Siber suçlular, pandemi döneminde doruk noktasına ulaşan uzaktan erişim olgusuna hızlı ayak uydurdu. Siber güvenlik kuruluşu ESET’in verilerine göre, şirketlere uzaktan erişim imkanı tanıyan Windows Uzak Masaüstü Protokolü‘ne yönelik ‘Kaba Kuvvet – Brute Force‘ saldırılarında ciddi artış söz konusu.
Genellikle şirket verilerine uzaktan erişim, Microsoft tarafından tasarlanan ve uzaktan çalışanların kurumsal ağa bağlanmalarına olanak tanıyan Windows Uzak Masaüstü Protokolü (RDP) aracılığıyla gerçekleşiyor.
Ne yazık ki, RDP’nin artan önemine karşın, kurumlar genellikle ilgili ayarları ve koruma önlemlerini göz ardı ediyor. Çalışanlar ek yetkilendirme ya da koruma katmanları olmadan, tahmin edilmesi kolay parolalar kullanıyor. Maalesef gizliliğinin ihlal edilmesini önleyecek çok az şey var.
Büyük olasılıkla bu gerçek, Uzak Masaüstü Protokolü’nün bu kadar popüler bir saldırı alanı haline gelmesinin de nedenidir.
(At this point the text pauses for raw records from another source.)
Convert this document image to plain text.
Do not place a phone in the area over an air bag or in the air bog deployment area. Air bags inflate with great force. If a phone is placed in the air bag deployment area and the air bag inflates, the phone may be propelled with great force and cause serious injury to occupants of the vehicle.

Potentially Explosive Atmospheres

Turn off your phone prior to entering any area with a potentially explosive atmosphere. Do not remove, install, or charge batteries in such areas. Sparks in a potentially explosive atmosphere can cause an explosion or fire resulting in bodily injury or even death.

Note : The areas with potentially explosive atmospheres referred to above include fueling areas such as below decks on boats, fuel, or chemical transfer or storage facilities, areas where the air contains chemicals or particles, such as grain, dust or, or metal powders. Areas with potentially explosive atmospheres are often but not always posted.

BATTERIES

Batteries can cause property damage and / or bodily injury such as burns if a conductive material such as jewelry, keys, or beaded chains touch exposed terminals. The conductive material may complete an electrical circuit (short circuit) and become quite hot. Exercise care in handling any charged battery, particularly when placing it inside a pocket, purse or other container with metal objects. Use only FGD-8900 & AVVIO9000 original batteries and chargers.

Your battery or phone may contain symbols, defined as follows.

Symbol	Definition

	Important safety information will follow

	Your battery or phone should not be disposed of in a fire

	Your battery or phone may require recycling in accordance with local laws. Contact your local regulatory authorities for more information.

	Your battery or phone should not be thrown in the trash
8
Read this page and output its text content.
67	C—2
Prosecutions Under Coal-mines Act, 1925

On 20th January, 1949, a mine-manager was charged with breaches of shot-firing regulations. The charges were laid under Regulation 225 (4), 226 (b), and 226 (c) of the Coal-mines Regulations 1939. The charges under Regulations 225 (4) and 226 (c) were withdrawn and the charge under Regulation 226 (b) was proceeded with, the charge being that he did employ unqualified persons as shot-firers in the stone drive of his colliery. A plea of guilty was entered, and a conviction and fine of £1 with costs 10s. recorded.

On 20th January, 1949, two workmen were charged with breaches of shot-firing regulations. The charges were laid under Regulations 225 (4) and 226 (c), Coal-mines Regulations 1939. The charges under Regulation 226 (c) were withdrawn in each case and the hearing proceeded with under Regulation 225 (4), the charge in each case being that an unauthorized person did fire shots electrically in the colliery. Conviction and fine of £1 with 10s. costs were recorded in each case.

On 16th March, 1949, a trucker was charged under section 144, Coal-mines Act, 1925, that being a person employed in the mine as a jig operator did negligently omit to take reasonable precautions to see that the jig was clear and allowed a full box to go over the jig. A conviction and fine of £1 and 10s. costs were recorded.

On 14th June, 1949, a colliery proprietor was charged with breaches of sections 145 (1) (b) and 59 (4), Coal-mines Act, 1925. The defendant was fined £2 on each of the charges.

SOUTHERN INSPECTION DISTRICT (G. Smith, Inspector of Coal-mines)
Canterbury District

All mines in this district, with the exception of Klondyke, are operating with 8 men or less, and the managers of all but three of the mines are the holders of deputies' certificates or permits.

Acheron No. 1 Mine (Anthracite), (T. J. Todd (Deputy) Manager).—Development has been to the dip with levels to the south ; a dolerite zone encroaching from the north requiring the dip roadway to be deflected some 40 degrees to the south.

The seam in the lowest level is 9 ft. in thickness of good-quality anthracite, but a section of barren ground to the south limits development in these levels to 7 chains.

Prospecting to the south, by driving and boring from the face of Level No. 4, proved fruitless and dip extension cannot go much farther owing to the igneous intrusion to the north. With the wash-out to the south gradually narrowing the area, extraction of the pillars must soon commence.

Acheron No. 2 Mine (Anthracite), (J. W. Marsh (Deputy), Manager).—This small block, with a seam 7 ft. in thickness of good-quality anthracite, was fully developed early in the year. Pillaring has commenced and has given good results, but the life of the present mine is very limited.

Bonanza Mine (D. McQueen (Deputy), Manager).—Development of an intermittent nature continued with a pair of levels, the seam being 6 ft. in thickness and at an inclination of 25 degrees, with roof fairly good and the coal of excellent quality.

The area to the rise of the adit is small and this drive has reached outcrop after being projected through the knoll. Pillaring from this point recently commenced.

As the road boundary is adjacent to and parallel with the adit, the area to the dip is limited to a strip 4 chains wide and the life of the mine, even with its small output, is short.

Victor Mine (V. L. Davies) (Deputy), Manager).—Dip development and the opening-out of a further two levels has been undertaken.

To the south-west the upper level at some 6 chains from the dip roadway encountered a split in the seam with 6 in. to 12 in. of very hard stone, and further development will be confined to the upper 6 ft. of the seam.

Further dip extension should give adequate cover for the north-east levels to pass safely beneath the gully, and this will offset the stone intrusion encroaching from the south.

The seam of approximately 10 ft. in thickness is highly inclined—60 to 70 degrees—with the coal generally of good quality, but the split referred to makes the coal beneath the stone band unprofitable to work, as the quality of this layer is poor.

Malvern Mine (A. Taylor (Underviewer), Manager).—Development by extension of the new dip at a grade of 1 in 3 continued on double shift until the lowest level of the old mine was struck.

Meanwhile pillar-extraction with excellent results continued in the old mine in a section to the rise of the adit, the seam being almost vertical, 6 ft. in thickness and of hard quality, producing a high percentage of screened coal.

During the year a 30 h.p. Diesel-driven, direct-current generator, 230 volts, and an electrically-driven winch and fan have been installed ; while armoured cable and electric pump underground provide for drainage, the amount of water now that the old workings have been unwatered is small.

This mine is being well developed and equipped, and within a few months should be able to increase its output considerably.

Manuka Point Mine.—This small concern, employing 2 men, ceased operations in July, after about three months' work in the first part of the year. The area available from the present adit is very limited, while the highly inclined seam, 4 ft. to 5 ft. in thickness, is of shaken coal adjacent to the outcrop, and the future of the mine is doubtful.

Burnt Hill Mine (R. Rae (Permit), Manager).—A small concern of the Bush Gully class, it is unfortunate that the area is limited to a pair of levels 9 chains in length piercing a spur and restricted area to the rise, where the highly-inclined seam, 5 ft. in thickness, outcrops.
Siber suçlular genellikle kötü korunan ağlara kaba kuvvet saldırısı yoluyla zor kullanarak girer, kullanıcı haklarını yönetici seviyesine çıkarır, güvenlik çözümlerini devre dışı bırakır ve önemli şirket verilerini şifrelemek için fidye yazılımını çalıştırırlar.
Kaba kuvvet saldırısı nedir?
Brute-Force Attack ya da kaba kuvvet saldırısı, belli bir hedefe odaklanan, bu hedefin sistemlerini koruyan parola ve şifreleri tespit etmeye yönelik rasgele, sürekli ve genellikle otomatik olarak yapılan denemelere denir. Farklı kelime ve kelime kombinasyonları ya da rakam kombinasyonları defalarca denenerek, doğru parola bulunmaya ve sisteme girilmeye çalışılır.
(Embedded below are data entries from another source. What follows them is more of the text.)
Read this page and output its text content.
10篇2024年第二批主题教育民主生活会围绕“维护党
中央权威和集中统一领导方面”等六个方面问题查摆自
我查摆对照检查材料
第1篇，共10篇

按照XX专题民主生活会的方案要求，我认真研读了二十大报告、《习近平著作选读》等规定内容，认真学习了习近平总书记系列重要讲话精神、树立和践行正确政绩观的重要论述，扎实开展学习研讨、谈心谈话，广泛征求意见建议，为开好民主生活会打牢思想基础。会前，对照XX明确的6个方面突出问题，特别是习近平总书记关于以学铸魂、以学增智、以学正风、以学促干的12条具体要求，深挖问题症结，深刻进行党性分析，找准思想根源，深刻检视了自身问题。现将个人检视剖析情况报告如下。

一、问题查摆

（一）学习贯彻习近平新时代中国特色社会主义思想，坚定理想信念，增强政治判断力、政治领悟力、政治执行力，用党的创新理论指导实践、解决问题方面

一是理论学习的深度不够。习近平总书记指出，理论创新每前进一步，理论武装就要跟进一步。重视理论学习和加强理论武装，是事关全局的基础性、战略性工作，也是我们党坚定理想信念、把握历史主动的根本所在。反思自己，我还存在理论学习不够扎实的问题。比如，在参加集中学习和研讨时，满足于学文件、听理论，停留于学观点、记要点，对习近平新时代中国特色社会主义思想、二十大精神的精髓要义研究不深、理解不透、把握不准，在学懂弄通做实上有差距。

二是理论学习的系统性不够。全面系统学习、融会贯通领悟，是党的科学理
Artan RDP kullanımı ve ortaya çıkan riskleri göz önünde bulunduran ESET araştırmacıları, ESET Ağ Koruması’nı (ESET Network Attack Protection) geliştirerek, harici IP adreslerinden gelen kaba kuvvet saldırılarını engellemeye yönelik RDP’yi olduğu kadar, SMB protokollerini de kapsayan yeni bir algılama katmanı tasarladı.
‘ESET Brute-Force Attack Protection‘ adı verilen bu yeni katman, kaba kuvvet saldırısının göstergesi olabilecek dış ortam kaynaklı başarısız oturum açma denemelerini algılıyor ve daha sonraki denemeleri engelliyor. Ardından, bu IP adresleri arasındaki en büyük saldırganları, milyonlarca cihazı gelecekteki saldırılara karşı koruyacak bir kara listeye ekliyor. Bu yeni teknolojinin rastgele ve hedefe yönelik saldırılara karşı etkili olduğu kanıtlandı. Ancak bunun düzgün çalışabilmesi için, sunucudaki Ağ Düzeyinde Kimlik Doğrulama (NLA) RDP seçeneğinin etkinleştirilmesi gerekiyor.
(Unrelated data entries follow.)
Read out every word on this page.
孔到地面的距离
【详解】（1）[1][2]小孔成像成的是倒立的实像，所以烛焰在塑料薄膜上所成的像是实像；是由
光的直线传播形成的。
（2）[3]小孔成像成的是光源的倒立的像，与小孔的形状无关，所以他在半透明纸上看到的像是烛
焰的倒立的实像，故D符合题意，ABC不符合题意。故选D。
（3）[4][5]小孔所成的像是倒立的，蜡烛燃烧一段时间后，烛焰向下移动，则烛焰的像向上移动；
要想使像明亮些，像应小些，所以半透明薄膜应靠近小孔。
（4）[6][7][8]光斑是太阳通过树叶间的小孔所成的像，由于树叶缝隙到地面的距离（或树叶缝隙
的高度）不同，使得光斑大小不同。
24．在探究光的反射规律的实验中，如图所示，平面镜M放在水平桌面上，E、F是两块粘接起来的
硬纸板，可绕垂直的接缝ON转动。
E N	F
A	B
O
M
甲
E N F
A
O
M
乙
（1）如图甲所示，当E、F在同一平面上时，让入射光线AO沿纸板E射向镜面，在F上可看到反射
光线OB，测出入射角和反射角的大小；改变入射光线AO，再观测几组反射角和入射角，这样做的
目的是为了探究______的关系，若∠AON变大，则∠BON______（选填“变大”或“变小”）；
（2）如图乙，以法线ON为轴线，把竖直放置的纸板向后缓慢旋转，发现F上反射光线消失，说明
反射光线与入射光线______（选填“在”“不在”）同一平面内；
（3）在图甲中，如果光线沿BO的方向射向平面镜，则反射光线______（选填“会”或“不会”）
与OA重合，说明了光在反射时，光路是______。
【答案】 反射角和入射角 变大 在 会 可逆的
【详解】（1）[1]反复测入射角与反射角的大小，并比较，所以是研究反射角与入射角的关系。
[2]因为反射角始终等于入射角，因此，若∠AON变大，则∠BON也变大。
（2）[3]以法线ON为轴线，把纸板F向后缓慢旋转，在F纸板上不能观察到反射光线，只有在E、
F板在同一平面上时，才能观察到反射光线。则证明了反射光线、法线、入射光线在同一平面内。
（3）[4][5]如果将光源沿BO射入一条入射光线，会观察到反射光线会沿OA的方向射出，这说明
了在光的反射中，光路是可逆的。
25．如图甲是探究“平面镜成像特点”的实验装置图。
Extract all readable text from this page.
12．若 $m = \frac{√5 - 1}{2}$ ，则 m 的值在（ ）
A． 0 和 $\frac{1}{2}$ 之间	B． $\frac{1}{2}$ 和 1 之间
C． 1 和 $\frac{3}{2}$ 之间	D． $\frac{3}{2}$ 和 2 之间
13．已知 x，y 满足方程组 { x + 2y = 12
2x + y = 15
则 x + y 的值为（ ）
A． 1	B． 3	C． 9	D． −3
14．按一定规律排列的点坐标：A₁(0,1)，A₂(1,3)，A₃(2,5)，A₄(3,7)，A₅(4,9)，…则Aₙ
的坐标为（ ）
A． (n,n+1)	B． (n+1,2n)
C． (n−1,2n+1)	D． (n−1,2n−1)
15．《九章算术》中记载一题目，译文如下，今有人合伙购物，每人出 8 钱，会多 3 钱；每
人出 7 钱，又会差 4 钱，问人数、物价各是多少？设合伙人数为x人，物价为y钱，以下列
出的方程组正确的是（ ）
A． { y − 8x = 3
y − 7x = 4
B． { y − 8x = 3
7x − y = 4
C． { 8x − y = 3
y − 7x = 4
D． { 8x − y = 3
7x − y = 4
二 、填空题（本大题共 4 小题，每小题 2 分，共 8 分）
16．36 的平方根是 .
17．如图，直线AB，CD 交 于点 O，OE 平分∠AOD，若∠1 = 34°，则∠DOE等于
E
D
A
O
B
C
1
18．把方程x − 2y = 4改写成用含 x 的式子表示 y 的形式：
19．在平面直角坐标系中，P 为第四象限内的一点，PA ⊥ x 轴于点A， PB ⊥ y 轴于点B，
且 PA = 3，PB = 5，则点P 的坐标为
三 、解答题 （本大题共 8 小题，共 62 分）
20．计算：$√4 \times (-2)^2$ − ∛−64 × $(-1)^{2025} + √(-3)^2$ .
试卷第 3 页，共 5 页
En çok hedef alınan ülkeler
Saldırıları raporlayan ESET Telemetri verilerini paylaşan ESET Güvenlik Uzmanı Ondrej Kubovic, en yoğun kaba kuvvet saldırılarının Rusya, Almanya, Japonya, Brezilya ve Macaristan’da yaşandığını söyledi. Saldırının kaynağı olarak ise en çok ABD, Çin, Rusya, Almanya ve Fransa’dan IP adreslerinin bloklandığını paylaştı.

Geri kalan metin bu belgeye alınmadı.